Tory Curran, a fisheries biologist, sablefish fisherman and member of the Council’s Advisory Panel, took issue with the Council’s action last year to change the sablefish overfishing definition to coast wide, removing protection to geographical areas that may be key spawning or nursery areas for the coast wide stock.

“Sablefish are of crucial importance to the directed sablefish fishery and the directed users have expressed deep concerns about increasing ABC in light of significant unknowns in ocean and fish conditions, the very low levels of spawning stock biomass and the poor CPUE in directed fisheries,” Curran wrote.

“Last year the SSC chose to ignore stock assessment author recommendations and significantly increased the ABC. I urge the SSC and Council to refrain from approving any increase in sablefish ABC in 2021 until a full understanding of stock condition, implications of large bycatch of young sablefish in the Bering Sea and implications of apportionment can be discussed with all users groups. Having the Council raise ABC or change apportionment methods before they have been fully vetted in a public process is not the solution. Trawlers must be held to the same standards as the rest of us,” Curran wrote the Council.
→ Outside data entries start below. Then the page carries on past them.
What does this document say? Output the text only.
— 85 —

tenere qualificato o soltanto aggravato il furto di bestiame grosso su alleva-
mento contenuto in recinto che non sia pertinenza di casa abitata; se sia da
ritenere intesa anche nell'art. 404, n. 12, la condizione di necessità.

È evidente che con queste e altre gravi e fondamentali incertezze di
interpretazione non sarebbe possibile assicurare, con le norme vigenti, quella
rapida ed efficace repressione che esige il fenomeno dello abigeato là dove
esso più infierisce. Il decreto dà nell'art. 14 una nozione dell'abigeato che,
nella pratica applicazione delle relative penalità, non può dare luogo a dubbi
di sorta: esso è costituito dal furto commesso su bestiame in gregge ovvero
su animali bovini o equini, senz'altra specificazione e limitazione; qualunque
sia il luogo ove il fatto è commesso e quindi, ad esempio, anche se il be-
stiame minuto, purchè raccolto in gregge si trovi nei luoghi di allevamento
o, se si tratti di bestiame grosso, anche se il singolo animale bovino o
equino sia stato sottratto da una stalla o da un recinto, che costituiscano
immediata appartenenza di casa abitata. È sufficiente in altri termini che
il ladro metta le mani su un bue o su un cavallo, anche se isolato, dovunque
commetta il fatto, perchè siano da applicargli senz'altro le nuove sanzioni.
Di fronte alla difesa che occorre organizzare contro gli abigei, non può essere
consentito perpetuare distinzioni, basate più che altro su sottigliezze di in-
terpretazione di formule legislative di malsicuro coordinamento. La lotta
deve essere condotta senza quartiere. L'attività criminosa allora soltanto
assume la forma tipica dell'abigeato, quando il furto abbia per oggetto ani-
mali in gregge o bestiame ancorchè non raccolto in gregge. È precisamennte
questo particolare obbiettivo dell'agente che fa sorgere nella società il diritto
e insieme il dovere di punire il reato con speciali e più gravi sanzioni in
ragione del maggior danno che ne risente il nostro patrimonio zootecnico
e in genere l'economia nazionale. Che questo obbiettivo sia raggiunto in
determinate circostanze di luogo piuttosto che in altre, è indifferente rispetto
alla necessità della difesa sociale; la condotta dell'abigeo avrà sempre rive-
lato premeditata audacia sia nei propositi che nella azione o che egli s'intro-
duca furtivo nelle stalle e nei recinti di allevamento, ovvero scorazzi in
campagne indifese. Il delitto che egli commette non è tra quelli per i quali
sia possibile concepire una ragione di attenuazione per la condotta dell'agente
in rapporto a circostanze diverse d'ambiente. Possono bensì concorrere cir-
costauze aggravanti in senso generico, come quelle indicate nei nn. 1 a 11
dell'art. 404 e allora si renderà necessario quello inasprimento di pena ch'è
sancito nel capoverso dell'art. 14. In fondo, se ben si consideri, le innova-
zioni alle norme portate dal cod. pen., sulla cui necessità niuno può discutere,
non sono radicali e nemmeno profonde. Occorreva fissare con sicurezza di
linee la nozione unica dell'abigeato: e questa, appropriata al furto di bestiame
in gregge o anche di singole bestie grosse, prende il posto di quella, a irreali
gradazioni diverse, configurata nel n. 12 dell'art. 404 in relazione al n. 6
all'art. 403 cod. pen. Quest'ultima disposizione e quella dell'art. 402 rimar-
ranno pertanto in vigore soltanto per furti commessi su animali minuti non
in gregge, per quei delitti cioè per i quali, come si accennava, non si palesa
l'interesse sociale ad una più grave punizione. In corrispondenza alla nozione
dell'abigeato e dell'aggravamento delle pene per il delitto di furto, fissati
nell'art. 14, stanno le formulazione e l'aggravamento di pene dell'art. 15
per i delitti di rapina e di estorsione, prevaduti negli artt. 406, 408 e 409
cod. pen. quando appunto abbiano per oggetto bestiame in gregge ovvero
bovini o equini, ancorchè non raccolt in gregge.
The sablefish by catch issue will likely be addressed by the Council at its next meeting, scheduled for Nov. 30 to December 11, 2020.

Next up will be BSAI and GOA crab bycatch at the Council’s February 2021 meeting. Foreshadowing that issue for the Council at its October meeting, Jamie Goen of the Alaska Bering Sea Crabbers (ABSC) warned the crab bycatch may be impacting stocks.

“ABSC continues to be concerned that the crab PSC limits may be too high and are not tracking with the health of the crab stocks,” ABSC Executive Director Goen wrote.

“For example, the Bristol Bay red king crab (BBRKC) stock is at historic lows with poor recruitment for over a decade, and approaching thresholds that will close the directed fishery. And yet, the BBRKC [prohibited species catch] PSC limit for the groundfish fishery is not at the lowest possible level. Similarly, the directed bairdi fishery was closed this past year and yet the PSC limit was set at the highest possible level,” Goen wrote.